Sepertinya, sekarang itu, dunia perfilman Indonesia sedang bagus. Sekarang banyak sekali judul dan genre juga sudah ada bermacam-macam. Tidak hanya horor atau komedi saja, tapi juga drama maupun film-film lainnya juga sudah mulai banyak apresiasinya. Saya senang sekali, sih. Aku sih memang suka ya (dengan film Indonesia), jadi, pasti kontribusi sebagai penonton sih ada.
Saat ini kontribusiku sebagai pemain dan aku tidak membatasi itu. Mungkin saja, suatu hari, aku dapat berkontribusi di balik layar, menjadi produser atau sebagainya.
Apa film terfavorit yang pernah Dian perankan dan highlight karir yang paling berskesan sejauh ini?
Bagi saya semua peran menarik. Salah satu peran favorit adalah sewaktu aku jadi Tania di film 7/24 karena itu perannya komedi dan fun sekali. Di sana aku menjadi seorang wanita karir yang bekerja. Berperan menjadi Cinta (Ada Apa Dengan Cinta) juga sangat fun karena proses syutingnya dan produksinya sangat menyenangkan. Kalau highlight karir terakhir saya, menurut saya adalah memerankan Kartini.
Sempat vakum dari hingar bingar sebagai seorang artis, apakah kedepannya Dian akan lebih menonjol sebagai seorang entrepreneur dan philanthropist?

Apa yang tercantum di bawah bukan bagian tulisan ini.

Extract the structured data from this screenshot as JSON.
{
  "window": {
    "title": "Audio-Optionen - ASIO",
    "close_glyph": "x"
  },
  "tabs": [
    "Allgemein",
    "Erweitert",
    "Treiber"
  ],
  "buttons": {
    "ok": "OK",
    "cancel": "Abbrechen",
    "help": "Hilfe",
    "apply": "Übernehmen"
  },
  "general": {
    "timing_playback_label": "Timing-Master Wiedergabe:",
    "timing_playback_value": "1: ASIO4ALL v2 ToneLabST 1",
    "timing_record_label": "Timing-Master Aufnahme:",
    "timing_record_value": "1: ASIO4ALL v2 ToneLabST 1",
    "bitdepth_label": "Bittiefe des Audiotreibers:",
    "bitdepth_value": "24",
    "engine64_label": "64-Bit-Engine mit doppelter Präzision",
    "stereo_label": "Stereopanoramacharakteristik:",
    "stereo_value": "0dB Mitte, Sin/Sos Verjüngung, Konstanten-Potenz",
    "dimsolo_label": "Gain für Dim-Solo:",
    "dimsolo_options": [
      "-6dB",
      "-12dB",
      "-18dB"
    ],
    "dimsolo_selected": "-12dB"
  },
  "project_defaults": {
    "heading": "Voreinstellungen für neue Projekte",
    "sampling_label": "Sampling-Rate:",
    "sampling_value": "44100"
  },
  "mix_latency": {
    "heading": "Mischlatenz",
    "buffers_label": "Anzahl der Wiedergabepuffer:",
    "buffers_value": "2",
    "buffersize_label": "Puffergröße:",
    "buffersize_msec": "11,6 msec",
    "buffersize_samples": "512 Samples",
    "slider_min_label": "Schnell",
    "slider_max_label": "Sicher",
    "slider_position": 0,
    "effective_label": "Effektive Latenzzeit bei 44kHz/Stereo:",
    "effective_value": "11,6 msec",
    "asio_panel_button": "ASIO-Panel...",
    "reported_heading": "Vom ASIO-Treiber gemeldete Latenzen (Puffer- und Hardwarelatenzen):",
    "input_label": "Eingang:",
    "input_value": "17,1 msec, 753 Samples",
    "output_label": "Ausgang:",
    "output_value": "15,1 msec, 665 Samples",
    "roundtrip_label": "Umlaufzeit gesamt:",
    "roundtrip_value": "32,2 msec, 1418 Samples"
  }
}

Mungkin saja sih. Aku pernah vakum 6 tahun tidak main film. Dan itu memang pilihan aku. Aku sempat menjalani profesi sebagai konsultan di kantor konsultan di Jakarta dan aku banyak melakukan hal yang jauh sekali dari dunia spotlight atau dunia keartisan. Tapi, aku juga sangat menikmati.
Aku juga melihat kalau sekarang aku balik ke dunia acting itu jadi lebih nyaman karena aku tahu kalau aku dapat melakukan hal yang lain. Aku menjalankan acting jadi sangat enjoy karena aku tahu ini bukan sesuatu yang terpaksa. I can also do something else. Tinggal aku pilih saja, aku mau berkarir dimana.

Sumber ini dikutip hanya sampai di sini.